McCain Takes Fire for 'Wasted' Troops Comment
March 1, 2007 -- A remark Sen. John McCain, R-Ariz., made on CBS's "Late Show With David Letterman" Wednesday night is generating some controversy.
"Americans are very frustrated, and they have every right to be," McCain said about the Iraq War. "We've wasted a lot of our most precious treasure, which is American lives."
The concept that American lives are being "wasted" is specifically what drew political fire.
Democrats Demand Apology
"We think Sen. McCain should apologize immediately," said Karen Finney, communications director for the Democratic National Committee, "and he certainly should explain how it is that he now believes American lives are being wasted when he so stubbornly supports the president's plan to escalate the war in Iraq -- which would put even more lives in harm's way."

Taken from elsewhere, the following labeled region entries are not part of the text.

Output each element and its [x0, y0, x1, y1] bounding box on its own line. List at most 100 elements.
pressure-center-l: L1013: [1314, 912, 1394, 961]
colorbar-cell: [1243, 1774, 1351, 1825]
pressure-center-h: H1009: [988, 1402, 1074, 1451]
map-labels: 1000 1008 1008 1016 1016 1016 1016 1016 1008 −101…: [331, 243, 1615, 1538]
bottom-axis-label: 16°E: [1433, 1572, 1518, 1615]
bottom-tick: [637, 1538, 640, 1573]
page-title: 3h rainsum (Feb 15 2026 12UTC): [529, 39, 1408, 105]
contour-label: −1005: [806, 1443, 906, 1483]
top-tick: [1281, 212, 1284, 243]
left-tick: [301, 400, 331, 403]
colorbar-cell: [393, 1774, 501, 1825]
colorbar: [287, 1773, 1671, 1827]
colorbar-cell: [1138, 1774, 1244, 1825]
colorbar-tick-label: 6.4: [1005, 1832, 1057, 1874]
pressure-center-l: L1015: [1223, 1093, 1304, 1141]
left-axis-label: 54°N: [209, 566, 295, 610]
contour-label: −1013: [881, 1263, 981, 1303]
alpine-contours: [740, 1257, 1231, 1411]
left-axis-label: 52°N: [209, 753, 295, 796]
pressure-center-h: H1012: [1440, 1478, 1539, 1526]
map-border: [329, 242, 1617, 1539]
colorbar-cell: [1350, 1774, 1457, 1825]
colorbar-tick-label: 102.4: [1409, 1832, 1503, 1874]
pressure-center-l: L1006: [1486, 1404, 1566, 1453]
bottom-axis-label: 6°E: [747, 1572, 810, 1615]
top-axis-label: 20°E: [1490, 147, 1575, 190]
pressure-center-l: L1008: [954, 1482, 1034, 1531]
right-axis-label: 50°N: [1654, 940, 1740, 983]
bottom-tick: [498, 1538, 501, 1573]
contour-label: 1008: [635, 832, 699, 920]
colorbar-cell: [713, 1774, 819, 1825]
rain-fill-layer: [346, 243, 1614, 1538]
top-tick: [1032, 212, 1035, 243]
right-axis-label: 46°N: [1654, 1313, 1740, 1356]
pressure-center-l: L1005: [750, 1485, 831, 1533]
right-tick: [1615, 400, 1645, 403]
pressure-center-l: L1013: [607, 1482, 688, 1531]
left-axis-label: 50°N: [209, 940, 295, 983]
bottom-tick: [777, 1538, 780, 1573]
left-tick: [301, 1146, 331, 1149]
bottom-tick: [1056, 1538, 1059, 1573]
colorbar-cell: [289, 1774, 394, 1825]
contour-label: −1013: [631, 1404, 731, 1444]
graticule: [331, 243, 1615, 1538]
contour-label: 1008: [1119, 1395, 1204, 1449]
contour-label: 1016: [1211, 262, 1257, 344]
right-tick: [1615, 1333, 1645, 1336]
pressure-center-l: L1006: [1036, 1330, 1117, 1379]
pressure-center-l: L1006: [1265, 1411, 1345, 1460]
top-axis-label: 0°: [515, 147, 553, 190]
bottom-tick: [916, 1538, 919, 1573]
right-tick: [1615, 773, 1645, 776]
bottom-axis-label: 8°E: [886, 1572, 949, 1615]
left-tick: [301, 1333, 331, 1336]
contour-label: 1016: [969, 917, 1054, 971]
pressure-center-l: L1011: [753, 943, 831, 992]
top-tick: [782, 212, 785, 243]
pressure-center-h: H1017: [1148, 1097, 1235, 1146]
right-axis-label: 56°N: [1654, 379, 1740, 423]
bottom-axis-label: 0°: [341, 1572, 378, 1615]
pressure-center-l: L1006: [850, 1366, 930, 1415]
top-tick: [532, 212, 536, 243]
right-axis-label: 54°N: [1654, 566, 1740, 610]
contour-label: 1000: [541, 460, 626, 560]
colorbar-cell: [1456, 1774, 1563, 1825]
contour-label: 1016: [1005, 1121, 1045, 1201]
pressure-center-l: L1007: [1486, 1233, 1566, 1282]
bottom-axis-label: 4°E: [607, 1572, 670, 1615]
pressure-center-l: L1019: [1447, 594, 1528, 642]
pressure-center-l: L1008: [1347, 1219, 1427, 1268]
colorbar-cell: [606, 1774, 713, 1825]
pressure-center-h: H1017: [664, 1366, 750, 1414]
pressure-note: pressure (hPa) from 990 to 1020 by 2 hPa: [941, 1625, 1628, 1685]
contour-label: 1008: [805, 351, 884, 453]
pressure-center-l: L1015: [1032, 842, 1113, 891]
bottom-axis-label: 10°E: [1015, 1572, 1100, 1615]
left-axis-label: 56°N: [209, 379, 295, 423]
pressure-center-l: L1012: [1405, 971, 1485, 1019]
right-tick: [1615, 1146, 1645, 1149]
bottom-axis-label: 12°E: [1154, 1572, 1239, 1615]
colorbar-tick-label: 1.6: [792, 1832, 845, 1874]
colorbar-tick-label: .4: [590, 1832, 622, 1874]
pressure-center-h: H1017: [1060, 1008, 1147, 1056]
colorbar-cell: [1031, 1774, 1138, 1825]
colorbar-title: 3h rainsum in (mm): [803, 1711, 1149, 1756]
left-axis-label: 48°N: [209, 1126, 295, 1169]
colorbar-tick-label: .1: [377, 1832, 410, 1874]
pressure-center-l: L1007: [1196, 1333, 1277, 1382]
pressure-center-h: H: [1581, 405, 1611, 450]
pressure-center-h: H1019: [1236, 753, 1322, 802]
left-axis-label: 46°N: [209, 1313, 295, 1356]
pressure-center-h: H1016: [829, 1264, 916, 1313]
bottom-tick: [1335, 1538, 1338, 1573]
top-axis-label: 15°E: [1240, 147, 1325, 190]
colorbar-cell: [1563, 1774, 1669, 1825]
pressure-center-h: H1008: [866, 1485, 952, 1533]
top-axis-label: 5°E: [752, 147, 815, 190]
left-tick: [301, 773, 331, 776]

McCain's Senate office released a statement from the senator that did not contain an apology, but suggested that he "should have used the word, sacrificed, as I have in the past."
The larger point, McCain said, is that America's leaders owe the troops "our best judgment and honest appraisal of the progress of the war, in which they continue to sacrifice" and that "we have made many mistakes in the past, and we have paid a grievous price for those mistakes in the lives of the men and women who have died to protect our interests in Iraq and defend the rest of us from the even greater threat we would face if we are defeated there."
Obama Apologized Over Similar Controversy
Earlier this month, Sen. Barack Obama, D-Ill., fell into a similar controversy after telling an Ames, Iowa, crowd that Americans "have seen over 3,000 lives of the bravest young Americans wasted."
Finney said these two situations were apples and oranges.
"Sen. Obama apologized. He immediately saw his error," she said. "And he also does not support the war."
But at the Senate today Obama defended McCain, surmising that McCain was trying to say what he had been trying to: that the troops deserved better planning and preparation than the Bush administration had given them.
"One thing I don't think McCain can be faulted for is his dedication to the troops," Obama said. "He's been there, done that."